CS 217

Light and Geometry in Vision

Spring 2009



[Syllabus]     [Lectures] [Scribe]     [Homework] [Project]     [Discussion] [MATLAB]

Instructor:
Deva Ramanan (dramanan@ics.uci.edu)
Office: DBH 4072, 842-4893
Office hours: Tuesday 1:00-2:30pm or by appointment

Lectures:
MWF 11:00-11:50pm ICS 180

Course description
This course focuses on the classic computer vision problems of light transport and multiview geometry. The driving focus is to undertand the three-dimensional content of an image by analyzing the illumination conditions and geometry of multiple cameras. The first half of the course will discuss the physics of light transport, and its interaction with 3D shape and image formation. The second half of the course deals with reconstruction from multiple camera views. This course will review much of the basic theory of illumination models and projective geometry. The material will be of relevance to students interested in vision and graphics, as well as those interested in specific applications of geometric image understanding and multi-camera networks.

Prerequisite:
ICS 6D/Mathematics 6D, Mathematics 6G or 3A, Mathematics 2A-B, ICS 23, ICS211A. Please see me if you haven't taken these classes.


Textbooks:
Lectures will be based on a variety of source, including textbooks and recent research papers. Only the first textbook is officially required, but all are recommended. All have been placed on reserve in the library
1. "Computer Vision: A Modern Approach" by Forsyth and Ponce.
2. "Multiple View Geometry" by Zisserman and Hartley.
3. "An Invitation to 3D Vision" by Ma et al.
4. "Robot Vision" by Horn.

Grading:
1. There will be 3-4 programming assignments worth a total of 40% of the final grade.
2. Each student will be assigned to scribe 1 to 2 lectures in latex. These are due 1 week after the assigned lecture. This will be worth a total of 10% of the final grade.
3. There will be a final project worth 50% of the final grade.

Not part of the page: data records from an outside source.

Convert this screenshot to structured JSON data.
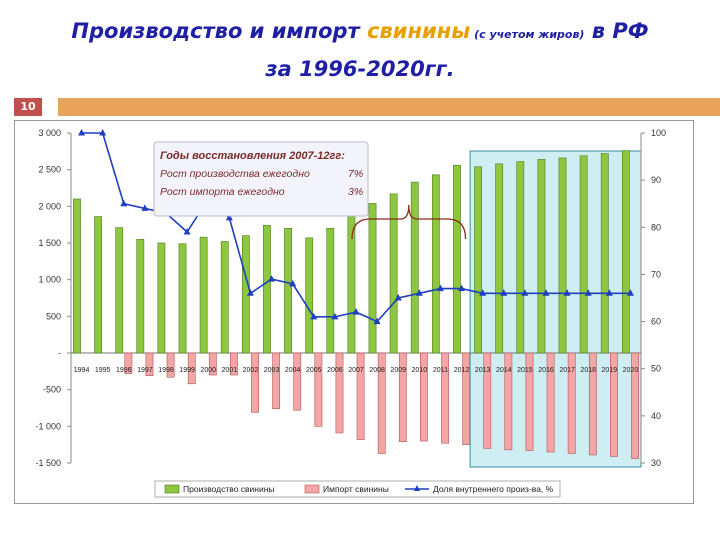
{
  "slide": {
    "title_part1": "Производство и импорт ",
    "title_highlight": "свинины",
    "title_note": " (с учетом жиров)",
    "title_part2": " в РФ",
    "title_line2": "за 1996-2020гг.",
    "slide_number": "10"
  },
  "colors": {
    "title": "#1f1fa6",
    "highlight": "#e8a000",
    "production": "#8dc63f",
    "import": "#f4a6a6",
    "share_line": "#1f3fbf",
    "forecast_box": "#bfe8ef",
    "callout_text": "#7a2a2a"
  },
  "chart_data": {
    "type": "bar",
    "categories": [
      "1994",
      "1995",
      "1996",
      "1997",
      "1998",
      "1999",
      "2000",
      "2001",
      "2002",
      "2003",
      "2004",
      "2005",
      "2006",
      "2007",
      "2008",
      "2009",
      "2010",
      "2011",
      "2012",
      "2013",
      "2014",
      "2015",
      "2016",
      "2017",
      "2018",
      "2019",
      "2020"
    ],
    "series": [
      {
        "name": "Производство свинины",
        "type": "bar",
        "axis": "left",
        "values": [
          2100,
          1860,
          1710,
          1550,
          1500,
          1490,
          1580,
          1520,
          1600,
          1740,
          1700,
          1570,
          1700,
          1930,
          2040,
          2170,
          2330,
          2430,
          2560,
          2540,
          2580,
          2610,
          2640,
          2660,
          2690,
          2720,
          2760
        ]
      },
      {
        "name": "Импорт свинины",
        "type": "bar",
        "axis": "left",
        "values": [
          0,
          0,
          -280,
          -310,
          -330,
          -420,
          -300,
          -300,
          -810,
          -760,
          -780,
          -1000,
          -1090,
          -1180,
          -1370,
          -1210,
          -1200,
          -1230,
          -1250,
          -1300,
          -1320,
          -1330,
          -1350,
          -1370,
          -1390,
          -1410,
          -1440
        ]
      },
      {
        "name": "Доля внутреннего произ-ва, %",
        "type": "line",
        "axis": "right",
        "values": [
          100,
          100,
          85,
          84,
          83,
          79,
          86,
          82,
          66,
          69,
          68,
          61,
          61,
          62,
          60,
          65,
          66,
          67,
          67,
          66,
          66,
          66,
          66,
          66,
          66,
          66,
          66
        ]
      }
    ],
    "ylim_left": [
      -1500,
      3000
    ],
    "yticks_left": [
      "3 000",
      "2 500",
      "2 000",
      "1 500",
      "1 000",
      "500",
      "-",
      "-500",
      "-1 000",
      "-1 500"
    ],
    "ylim_right": [
      30,
      100
    ],
    "yticks_right": [
      "100",
      "90",
      "80",
      "70",
      "60",
      "50",
      "40",
      "30"
    ],
    "forecast_from": "2013",
    "legend_position": "bottom",
    "grid": false,
    "callout": {
      "title": "Годы восстановления 2007-12гг:",
      "line1_label": "Рост производства ежегодно",
      "line1_value": "7%",
      "line2_label": "Рост импорта ежегодно",
      "line2_value": "3%"
    }
  }
}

Collaboration policy / Academic honesty:
Homeworks can be discussed, but each student must independently write up their own solutions. In particular, no sharing of code. Please see the university policy on academic honesty. It is fine to use reference materials found online, but do not search for homework solutions. Rather, students are strongly encouraged to ask questions at both office hours and on the class discussion group.
Acknowledgements:
The instructor gladly acknowledges other professors for making their course materials available.